— Мы с вами, Александр Васильевич, — как-то после бокала «Шато-Петрюс» сказал вольно раскинувшийся в удобном кресле Бокий, — изучали историю, логику, Закон Божий и хорошо понимаем, как важны эти предметы для русской цивилизации. А что, если мы укоротим, скажем… русскую историю? Создадим ее таковой, какой она выгодна нам?

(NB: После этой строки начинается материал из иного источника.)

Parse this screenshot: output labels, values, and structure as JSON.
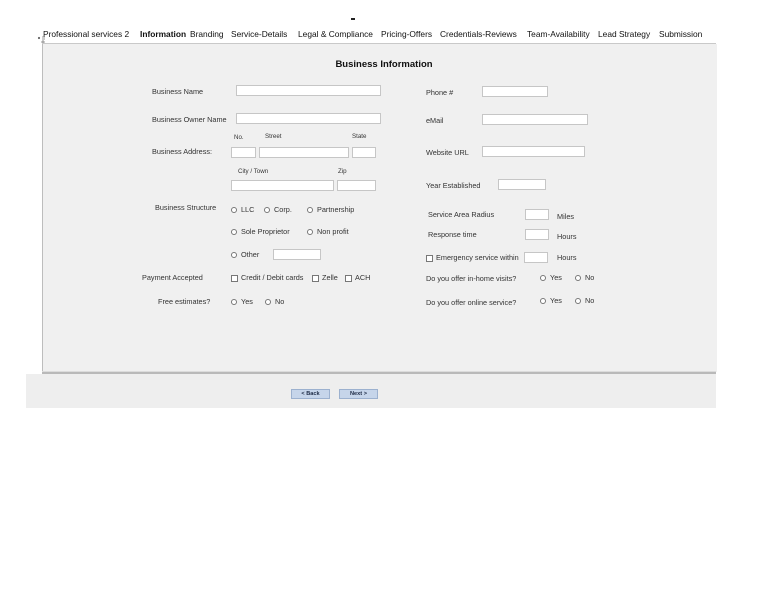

— Вы уверены, что вам это удастся?
— Безусловно. Скажем, историю нашего государства до революционного переворота мы начнем прямо с Киевской Руси. Нет, мы, конечно, расскажем о славянских племенах и их расселении, упомянем о язычестве славян, о крещении Руси и князя Владимира в Херсонесе, усилим аспект раздробленности Руси, упомянем о политических и культурных центрах, в том числе и о культуре домонгольского периода. Достаточно вам истории, а? И, конечно же, решительно усилим, акцентируем монгольскую экспансию и завоевания Руси Батыем. Посвятим политическим и культурным последствиям монголо-татарского ига работу целых институтов и десятков тысяч ученых. Мы на это сил не пожалеем! Всему миру покажем кровавую ярость Золотой Орды! Что еще? Да, обязательно покажем, как русский князь Александр Невский отражает агрессию немцев, этих кровавых завоевателей и палачей.
— Но ненависть не свойственна русскому характеру.
— Это вам так думается, уважаемый мой Александр Васильевич. Мы подадим ведение войны Орденом не как реальное действо, а как закономерный протест русского народа против своего императора. Русские еще станут гордиться тем, что убийство императора совершено патриотами государства.
— Чушь. Вам не удастся привить подобные чувства народу.
— Удастся, и очень скоро. Мы запишем в школьные учебники, что «Народная воля», «Черный передел» и другие революционные террористические организации объединяли в своих рядах борцов за народное счастье. Так что эпоху Николая II и деяния министра финансов графа Сергея Юльевича Витте мы подадим в нужном аспекте. Как и реформы Петра Аркадьевича Столыпина. Кого надо — сделаем русским или немцем, кого надо — определим в евреи.
— Вы, Глеб Иванович, действительного тайного советника, канцлера Петра Аркадьевича Столыпина собираетесь записать в евреи?
— А почему бы и нет, ведь кто возразит, что Аркадий — не еврейское имя? Мы можем все, Александр Васильевич, все. Хотите остаться в истории Исааком Абрамовичем? Нет? Случись так, разве вы докажете обратное?…Ладно, не станем препираться, достанет вам и того, что вы пережили. Вот я тут кое-какие заметки вам оставлю. Почитайте, подкорректируйте, если сочтете нужным. Непременно буду вам благодарен. На досуге поразмышлять, читая мои записки, полезно и Вам.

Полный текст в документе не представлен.